Lecture du mercredi 28 décembre 2016
REPUBLIQUE FRANCAISE

AU NOM DU PEUPLE FRANCAIS




Vu la procédure suivante :

La société SNF, à l'appui de son appel contre le jugement n° 1306356 du 21 janvier 2016 par lequel le tribunal administratif de Lyon a rejeté sa demande tendant à l'annulation pour excès de pouvoir de la décision de la communauté d'agglomération Saint-Etienne Métropole refusant de modifier la délibération de son conseil du 11 juillet 2013 instituant le versement destiné au financement des transports en commun, a produit un mémoire distinct, enregistré le 15 avril 2016 au greffe de la cour administrative d'appel de Lyon, en application de l'article 23-1 de l'ordonnance n° 58-1067 du 7 novembre 1958, par lequel elle soulève une question prioritaire de constitutionnalité.

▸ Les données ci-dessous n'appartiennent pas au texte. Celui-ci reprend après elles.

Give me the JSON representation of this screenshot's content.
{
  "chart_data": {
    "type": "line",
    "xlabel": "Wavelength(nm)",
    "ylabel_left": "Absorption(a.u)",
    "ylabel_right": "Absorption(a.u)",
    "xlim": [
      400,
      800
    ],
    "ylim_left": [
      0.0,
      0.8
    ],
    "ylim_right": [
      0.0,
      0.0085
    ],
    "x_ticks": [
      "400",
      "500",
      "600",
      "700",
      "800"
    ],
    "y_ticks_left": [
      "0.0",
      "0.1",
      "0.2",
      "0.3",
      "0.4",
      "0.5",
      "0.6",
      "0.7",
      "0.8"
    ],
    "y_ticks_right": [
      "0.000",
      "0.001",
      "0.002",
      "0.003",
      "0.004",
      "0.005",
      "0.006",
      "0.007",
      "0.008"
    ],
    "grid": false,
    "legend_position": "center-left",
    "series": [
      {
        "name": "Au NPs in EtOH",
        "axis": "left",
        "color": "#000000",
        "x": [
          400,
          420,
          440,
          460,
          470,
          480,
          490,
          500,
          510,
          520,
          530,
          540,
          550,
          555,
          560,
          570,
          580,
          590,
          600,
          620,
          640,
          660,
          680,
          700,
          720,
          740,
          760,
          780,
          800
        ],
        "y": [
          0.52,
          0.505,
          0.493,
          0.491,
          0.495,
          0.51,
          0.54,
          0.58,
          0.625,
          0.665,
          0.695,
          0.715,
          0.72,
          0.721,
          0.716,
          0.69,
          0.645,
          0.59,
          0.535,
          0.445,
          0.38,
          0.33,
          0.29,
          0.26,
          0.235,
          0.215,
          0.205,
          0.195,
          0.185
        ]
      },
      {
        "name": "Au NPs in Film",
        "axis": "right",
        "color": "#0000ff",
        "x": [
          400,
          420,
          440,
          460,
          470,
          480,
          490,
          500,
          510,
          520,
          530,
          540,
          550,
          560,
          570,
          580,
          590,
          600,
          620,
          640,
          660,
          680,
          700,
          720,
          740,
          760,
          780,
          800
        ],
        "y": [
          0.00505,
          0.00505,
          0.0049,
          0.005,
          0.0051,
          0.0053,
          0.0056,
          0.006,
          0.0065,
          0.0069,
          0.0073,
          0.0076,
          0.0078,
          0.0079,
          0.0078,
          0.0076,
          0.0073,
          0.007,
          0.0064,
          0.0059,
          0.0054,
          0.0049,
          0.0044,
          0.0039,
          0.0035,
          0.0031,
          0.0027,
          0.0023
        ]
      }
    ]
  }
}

Par une ordonnance n° 16LY01303 du 29 septembre 2016, enregistrée le 30 septembre 2016 au secrétariat du contentieux du Conseil d'Etat, le président de la 1ère chambre de la cour administrative d'appel de Lyon, avant qu'il soit statué sur la requête de la société SNF, a décidé, en application des dispositions de l'article 23-2 de l'ordonnance n° 58-1067 du 7 novembre 1958, de transmettre au Conseil d'Etat la question de la conformité aux droits et libertés garantis par la Constitution du I de l'article L. 2333-70 du code général des collectivités territoriales.

Par son mémoire distinct et par un nouveau mémoire, enregistré au secrétariat du contentieux du Conseil d'Etat le 23 novembre 2016, la société SNF soutient que les dispositions du I de l'article L. 2333-70 du code général des collectivités territoriales, qui sont applicables au litige et n'ont pas déjà été déclarées conformes à la Constitution, méconnaissent les principes d'égalité devant la loi et les charges publiques. Elle soutient, en outre, qu'en ne précisant pas les conditions auxquelles est subordonnée la délibération de l'organe compétent désignant les zones à l'intérieur desquelles les employeurs bénéficient du remboursement du versement transport, le législateur a méconnu l'étendue de sa compétence dans des conditions portant atteinte à ces principes.

Par un mémoire, enregistré le 3 novembre 2016, le ministre de l'intérieur soutient que les conditions posées par l'article 23-4 de l'ordonnance du 7 novembre 1958 ne sont pas remplies et, en particulier, que la question soulevée n'est pas nouvelle et ne présente pas un caractère sérieux.

La question prioritaire de constitutionnalité a été communiquée à la communauté d'agglomération de Saint-Etienne, qui n'a pas produit de mémoire.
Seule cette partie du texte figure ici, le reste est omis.